New data from online research firm Comscore shows Facebook had 27.9% of the U.S. display advertising market, up from 21% in 2010. Yahoo!’s (NASDAQ: YHOO) share was 11%. Google (NASDAQ: GOOG) and Microsoft (NASDAQ: MSFT) had 5% each. That leaves the balance of the market with a little over 51%. Given Facebook’s advance over the past three years, small and modest-sized websites may be hurt even more than their larger competitors, despite the fact that the dollar value of display advertising advances every year.

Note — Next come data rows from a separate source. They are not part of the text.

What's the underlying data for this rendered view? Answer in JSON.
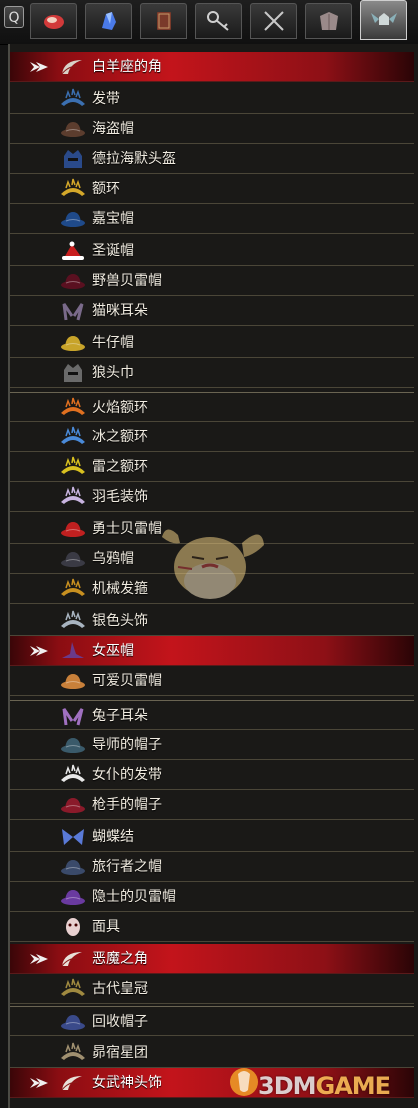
{
  "search": {
    "label": "Q"
  },
  "tabs": [
    {
      "name": "tab-food",
      "icon": "meat-icon"
    },
    {
      "name": "tab-materials",
      "icon": "crystal-icon"
    },
    {
      "name": "tab-books",
      "icon": "book-icon"
    },
    {
      "name": "tab-keys",
      "icon": "key-icon"
    },
    {
      "name": "tab-weapons",
      "icon": "crossed-swords-icon"
    },
    {
      "name": "tab-armor",
      "icon": "armor-icon"
    },
    {
      "name": "tab-accessories",
      "icon": "winged-helmet-icon",
      "active": true
    }
  ],
  "items": [
    {
      "label": "白羊座的角",
      "selected": true,
      "icon": "horn-icon",
      "color": "#d8d2c8"
    },
    {
      "label": "发带",
      "icon": "headband-icon",
      "color": "#3b6fb0"
    },
    {
      "label": "海盗帽",
      "icon": "pirate-hat-icon",
      "color": "#5c3d2e"
    },
    {
      "label": "德拉海默头盔",
      "icon": "helmet-icon",
      "color": "#2a4a8a"
    },
    {
      "label": "额环",
      "icon": "circlet-icon",
      "color": "#d4a82a"
    },
    {
      "label": "嘉宝帽",
      "icon": "cap-icon",
      "color": "#1f4a8a"
    },
    {
      "label": "圣诞帽",
      "icon": "santa-hat-icon",
      "color": "#c81e1e"
    },
    {
      "label": "野兽贝雷帽",
      "icon": "beret-icon",
      "color": "#5a1020"
    },
    {
      "label": "猫咪耳朵",
      "icon": "cat-ears-icon",
      "color": "#7a6a8a"
    },
    {
      "label": "牛仔帽",
      "icon": "cowboy-hat-icon",
      "color": "#c8a42a"
    },
    {
      "label": "狼头巾",
      "icon": "wolf-hood-icon",
      "color": "#6a6a6a"
    },
    {
      "label": "火焰额环",
      "icon": "flame-circlet-icon",
      "color": "#e07020"
    },
    {
      "label": "冰之额环",
      "icon": "ice-circlet-icon",
      "color": "#4a8ad8"
    },
    {
      "label": "雷之额环",
      "icon": "thunder-circlet-icon",
      "color": "#d8c020"
    },
    {
      "label": "羽毛装饰",
      "icon": "feather-icon",
      "color": "#c8b4e0"
    },
    {
      "label": "勇士贝雷帽",
      "icon": "red-beret-icon",
      "color": "#c02020"
    },
    {
      "label": "乌鸦帽",
      "icon": "crow-hat-icon",
      "color": "#3a3a44"
    },
    {
      "label": "机械发箍",
      "icon": "gear-headband-icon",
      "color": "#c89020"
    },
    {
      "label": "银色头饰",
      "icon": "tiara-icon",
      "color": "#a8b4c0"
    },
    {
      "label": "女巫帽",
      "selected": true,
      "icon": "witch-hat-icon",
      "color": "#6a3a8a"
    },
    {
      "label": "可爱贝雷帽",
      "icon": "cute-beret-icon",
      "color": "#c8803a"
    },
    {
      "label": "兔子耳朵",
      "icon": "bunny-ears-icon",
      "color": "#a070c0"
    },
    {
      "label": "导师的帽子",
      "icon": "mentor-hat-icon",
      "color": "#3a5a6a"
    },
    {
      "label": "女仆的发带",
      "icon": "maid-headband-icon",
      "color": "#e8e8e8"
    },
    {
      "label": "枪手的帽子",
      "icon": "gunner-hat-icon",
      "color": "#8a1a2a"
    },
    {
      "label": "蝴蝶结",
      "icon": "bow-icon",
      "color": "#5a7ad8"
    },
    {
      "label": "旅行者之帽",
      "icon": "traveler-hat-icon",
      "color": "#3a4a6a"
    },
    {
      "label": "隐士的贝雷帽",
      "icon": "hermit-beret-icon",
      "color": "#6a3aa0"
    },
    {
      "label": "面具",
      "icon": "mask-icon",
      "color": "#e8d0d0"
    },
    {
      "label": "恶魔之角",
      "selected": true,
      "icon": "demon-horns-icon",
      "color": "#e8e0d8"
    },
    {
      "label": "古代皇冠",
      "icon": "ancient-crown-icon",
      "color": "#a08a40"
    },
    {
      "label": "回收帽子",
      "icon": "recycled-hat-icon",
      "color": "#3a4a8a"
    },
    {
      "label": "昴宿星团",
      "icon": "pleiades-icon",
      "color": "#a09070"
    },
    {
      "label": "女武神头饰",
      "selected": true,
      "icon": "valkyrie-headpiece-icon",
      "color": "#e8e0d8"
    }
  ],
  "watermark": {
    "text_a": "3DM",
    "text_b": "GAME"
  }
}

The analysis of display advertising market share rarely mentions the tier of sites below the largest ones by audience. Those most likely to be hurt badly, if they have not already been, are the online sites of old-line media companies. The New York Times (NYSE: NYT) has had trouble with its very modest online ad growth. Among sites measure by Comscore, it had 76.4 million unique visitors in December to Facebook’s 152.5 million. And Facebook’s audience continues to grow quickly. The New York Times’ does not. Gannett (NYSE: GCI), which announced earnings yesterday, has confronted the same challenge. Its increase in internet ad revenue last quarter was depressing and hardly enough to offset drops in traditional print advertising. It had 44.1 million unique visitors in December, despite the fact that it owns the giant national newspaper USA Today. Scripps Networks (NYSE: SNI) and the Washington Post (NYSE: WPO) are in a position that is just as difficult.
Facebook has not only started to squeeze out the major portals. It takes an ongoing piece of a market that has thousands of websites in it. This display advertising market, which appeared so promising just a few years ago, is hardly promising at all.